В Москве он с некоторым удивлением увидел, как велика его популярность. Недавно вышедшую книжку стихов, куда он включил всего двадцать шесть произведений, покупали чуть не с боя. В Петербурге всё выглядело сдержаннее, но литературные круги встретили его уже как бесспорно своего. Белинский смотрел на него влюблённо, Краевский с жадностью хватал любой черновик, Карамзины обижались, если он пропускал хотя бы один их вечер.

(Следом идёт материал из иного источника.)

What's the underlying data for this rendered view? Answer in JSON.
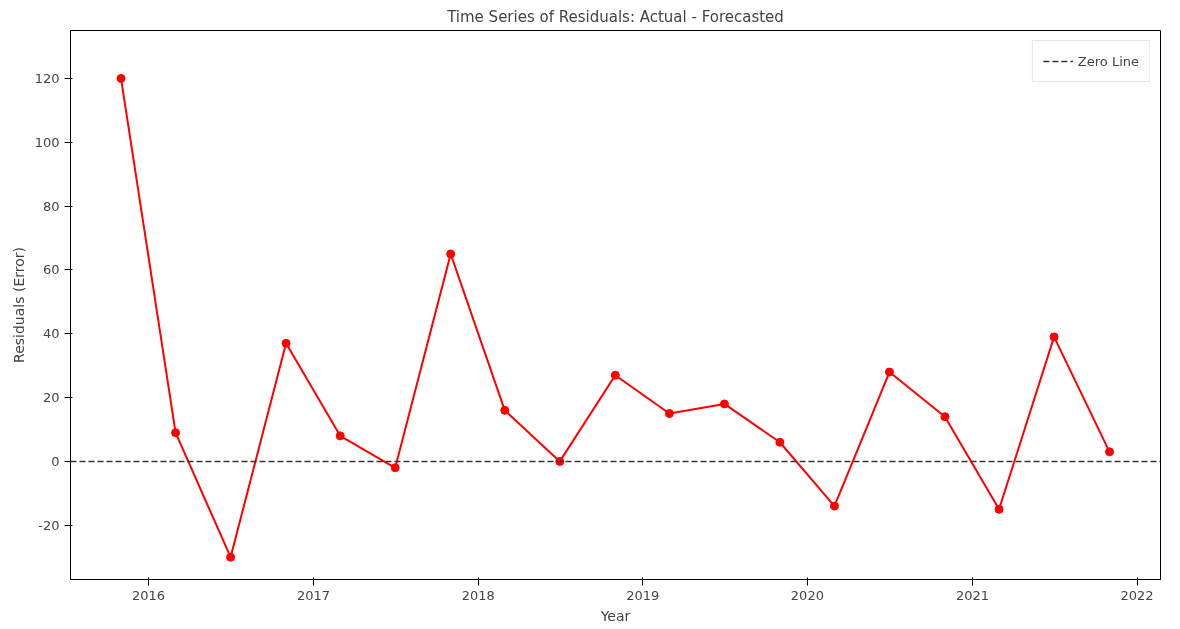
{
  "chart_data": {
    "type": "line",
    "title": "Time Series of Residuals: Actual - Forecasted",
    "xlabel": "Year",
    "ylabel": "Residuals (Error)",
    "x": [
      "2015-11-01",
      "2016-03-01",
      "2016-07-01",
      "2016-11-01",
      "2017-03-01",
      "2017-07-01",
      "2017-11-01",
      "2018-03-01",
      "2018-07-01",
      "2018-11-01",
      "2019-03-01",
      "2019-07-01",
      "2019-11-01",
      "2020-03-01",
      "2020-07-01",
      "2020-11-01",
      "2021-03-01",
      "2021-07-01",
      "2021-11-01"
    ],
    "series": [
      {
        "color": "#ff0000",
        "values": [
          120,
          9,
          -30,
          37,
          8,
          -2,
          65,
          16,
          0,
          27,
          15,
          18,
          6,
          -14,
          28,
          14,
          -15,
          39,
          3
        ]
      }
    ],
    "xlim": [
      "2015-07-12",
      "2022-02-22"
    ],
    "xticks": [
      "2016",
      "2017",
      "2018",
      "2019",
      "2020",
      "2021",
      "2022"
    ],
    "ylim": [
      -37,
      135
    ],
    "yticks": [
      -20,
      0,
      20,
      40,
      60,
      80,
      100,
      120
    ],
    "ref_lines": [
      {
        "axis": "y",
        "value": 0,
        "label": "Zero Line",
        "color": "#333333",
        "line_style": "dashed"
      }
    ],
    "marker": "circle",
    "line_style": "solid",
    "grid": false,
    "legend": "top right"
  }
}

Он вернулся в Петербург четвёртого февраля. Таяло. Бабушка не могла покинуть Тарханы из-за ранней распутицы.

На масленую он получил приглашение к Воронцовым-Дашковым[71] (Монго с недавнего времени был смертельно влюблён в графиню).

Казалось, как не затеряться среди шести сотен приглашённых? Ан нет. Царь, который явился совершенно неожиданно, высмотрел армейский мундир с короткими фалдами и выразил своё неодобрение дерзкому веселью не прощённого им поручика.

   — Бога ради, Лермонтов! Что ты тут делаешь? Уезжай скорей, — твердил перепуганный Соллогуб. — Чего доброго, тебя ещё арестуют! Видишь грозные взгляды великого князя?

   — У меня в доме не арестуют, — отозвалась графиня Воронцова-Дашкова.

Однако вывела его боковым выходом.

вернуться

71

...он получил приглашение к Воронцовым-Дашковым... — Воронцовы-Дашковы: Иван Илларионович (1790 — 1864), граф; обер-церемониймейстер, член Государственного совета; его жена Александра Кирилловна (1818 — 1856), дочь К. А. и М. Я. Нарышкиных, одна из самых замечательных петербургских красавиц, обладавшая необыкновенным изяществом и тонким вкусом. В доме Воронцовых-Дашковых устраивались балы и приёмы, на которых бывали и члены царской семьи. А. К. Воронцовой-Дашковой посвящено стихотворение Лермонтова «К портрету» («Как мальчик кудрявый, резва...»).